Tristan : C’est… c’est toute l’année une période de pointe puisque ce sont… la… le champagne est une succession de détails importants. Voilà. Et la vendange et la cueillette du raisin à maturité optimum va donner directement la qualité du champagne derrière.
PART 2
Jessica : Alors, si on commence par l’étape de la récolte du raisin. Donc déjà vous avez dit, quand on[6] est arrivés, que cette année, donc par rapport au climat, la période déjà de la vendange va se faire à… à un moment différent, le travail dans la vigne n’a pas été la même. Est-ce que vous pouvez expliquer ?
Tristan : Tout à fait. Alors, cette année, 2016, printemps très pluvieux.
Jessica : Hm hm.
Tristan : Une sortie d’hiver où on… on n’a quasiment pas eu de gelée.
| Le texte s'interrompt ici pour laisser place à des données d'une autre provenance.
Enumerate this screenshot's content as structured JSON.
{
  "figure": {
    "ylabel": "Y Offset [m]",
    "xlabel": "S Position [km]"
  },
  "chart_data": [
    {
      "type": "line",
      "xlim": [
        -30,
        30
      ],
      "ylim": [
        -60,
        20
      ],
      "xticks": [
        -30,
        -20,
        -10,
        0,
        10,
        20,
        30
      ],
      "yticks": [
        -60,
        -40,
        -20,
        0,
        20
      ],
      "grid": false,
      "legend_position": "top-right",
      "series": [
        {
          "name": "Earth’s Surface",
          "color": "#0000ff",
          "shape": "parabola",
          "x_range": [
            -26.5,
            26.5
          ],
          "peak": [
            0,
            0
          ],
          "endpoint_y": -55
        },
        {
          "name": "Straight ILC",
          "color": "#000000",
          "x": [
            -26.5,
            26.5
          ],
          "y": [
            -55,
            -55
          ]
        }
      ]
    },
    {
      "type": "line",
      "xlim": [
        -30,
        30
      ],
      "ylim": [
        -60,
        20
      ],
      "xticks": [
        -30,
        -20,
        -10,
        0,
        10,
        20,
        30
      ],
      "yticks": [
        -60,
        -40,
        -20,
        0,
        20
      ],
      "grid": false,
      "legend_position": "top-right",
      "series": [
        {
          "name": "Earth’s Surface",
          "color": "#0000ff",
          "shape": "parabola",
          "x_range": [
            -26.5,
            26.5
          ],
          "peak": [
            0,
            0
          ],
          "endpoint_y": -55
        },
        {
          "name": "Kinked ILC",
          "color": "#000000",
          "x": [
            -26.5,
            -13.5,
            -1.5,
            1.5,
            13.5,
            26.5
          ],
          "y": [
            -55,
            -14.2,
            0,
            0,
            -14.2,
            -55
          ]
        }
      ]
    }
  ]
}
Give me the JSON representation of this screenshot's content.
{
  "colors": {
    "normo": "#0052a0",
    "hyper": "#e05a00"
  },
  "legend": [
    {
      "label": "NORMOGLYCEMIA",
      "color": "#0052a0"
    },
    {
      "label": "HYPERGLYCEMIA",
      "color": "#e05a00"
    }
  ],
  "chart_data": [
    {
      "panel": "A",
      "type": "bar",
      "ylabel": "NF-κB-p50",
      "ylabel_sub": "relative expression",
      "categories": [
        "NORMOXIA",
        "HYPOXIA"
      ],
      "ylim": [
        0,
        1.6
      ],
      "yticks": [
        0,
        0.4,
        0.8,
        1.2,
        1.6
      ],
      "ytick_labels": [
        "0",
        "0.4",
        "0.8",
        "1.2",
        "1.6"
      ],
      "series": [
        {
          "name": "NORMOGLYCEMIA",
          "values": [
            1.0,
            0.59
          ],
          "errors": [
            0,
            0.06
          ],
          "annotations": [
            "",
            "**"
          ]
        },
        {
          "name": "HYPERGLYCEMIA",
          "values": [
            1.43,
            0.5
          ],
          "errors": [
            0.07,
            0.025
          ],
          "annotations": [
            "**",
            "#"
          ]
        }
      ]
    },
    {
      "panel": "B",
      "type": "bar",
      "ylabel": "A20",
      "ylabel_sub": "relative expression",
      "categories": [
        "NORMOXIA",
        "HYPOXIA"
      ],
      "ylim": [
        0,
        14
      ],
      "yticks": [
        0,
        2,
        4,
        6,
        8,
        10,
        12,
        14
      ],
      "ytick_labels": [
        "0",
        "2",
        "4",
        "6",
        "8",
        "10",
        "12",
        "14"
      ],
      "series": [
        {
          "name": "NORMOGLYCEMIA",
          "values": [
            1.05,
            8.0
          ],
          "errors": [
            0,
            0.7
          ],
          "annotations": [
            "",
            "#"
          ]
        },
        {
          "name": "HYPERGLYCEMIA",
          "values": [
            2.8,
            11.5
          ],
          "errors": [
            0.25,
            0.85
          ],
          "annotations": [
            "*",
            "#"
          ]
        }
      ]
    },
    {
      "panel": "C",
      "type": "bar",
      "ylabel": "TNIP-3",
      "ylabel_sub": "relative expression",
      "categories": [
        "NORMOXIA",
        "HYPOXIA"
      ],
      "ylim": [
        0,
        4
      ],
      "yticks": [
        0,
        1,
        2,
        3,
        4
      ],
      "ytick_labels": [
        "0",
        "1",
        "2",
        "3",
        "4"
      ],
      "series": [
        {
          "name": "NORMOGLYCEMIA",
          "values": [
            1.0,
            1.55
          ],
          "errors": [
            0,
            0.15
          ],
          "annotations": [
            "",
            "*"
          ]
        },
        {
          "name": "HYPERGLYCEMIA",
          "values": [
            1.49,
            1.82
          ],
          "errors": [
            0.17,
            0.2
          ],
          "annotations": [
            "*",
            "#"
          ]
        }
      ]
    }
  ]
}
Donc pour la troisième année consécutive, pas de gelée d’hiver ou très très peu.
Jessica : Alors, c’est un problème ou c’est bien parce que… ?
Tristan : Alors… c’est… c’est bien parce qu’on chauffe moins les maisons mais…
Jessica : Ouais.
Tristan : C’est un problème parce que les ravageurs de la vigne se propagent à bonne température…
Jessica : Aah !
Tristan : Les températures négatives permettent de… non seulement ralentir la plante…
Jessica : Ouais.
Tristan : Donc ou la faire hiverner. Réellement.
Jessica : Ouais.
Tristan : Et elle a… elle met un temps un petit peu plus long au printemps à redémarrer.
Jessica : D’accord.
Tristan : Et toutes les… tous les insectes et tous les ravageurs, eux[7], par contre, s’il y a pas de gelée…
Jessica : Ils gèlent… Aah !
Tristan : Voilà. Et au pr… la Champagne est très sensible aussi au démarrage de la vigne ou aux gelées printanières. Donc quand on n’a pas d’hiver, la vigne démarre plus tôt. Elle… elle a plus de risques de subir les gelées…
Jessica : D’accord.
Tristan : Que les années où elle démarre[8] un tout petit peu plus tard.
Jessica : D’accord.
Tristan : Donc ça se joue vraiment à deux semaines, quoi. C’est…
Jessica : La qualité du raisin sera la même ou c’était plus au niveau de l’entretien que c’était difficile ? L’entretien de la vigne ? Quels impacts le climat va avoir sur le champagne au final ?
Tristan : Alors, au départ, donc une gelée. Donc une gelée, qui impactait directement les nombres de grappes restantes dans la vigne.
Jessica : Ouais.
Tristan : Donc aujourd’hui, on est sur une… sur une demi-récolte à deux tiers de récolte, voire[9] 10 % pour certains.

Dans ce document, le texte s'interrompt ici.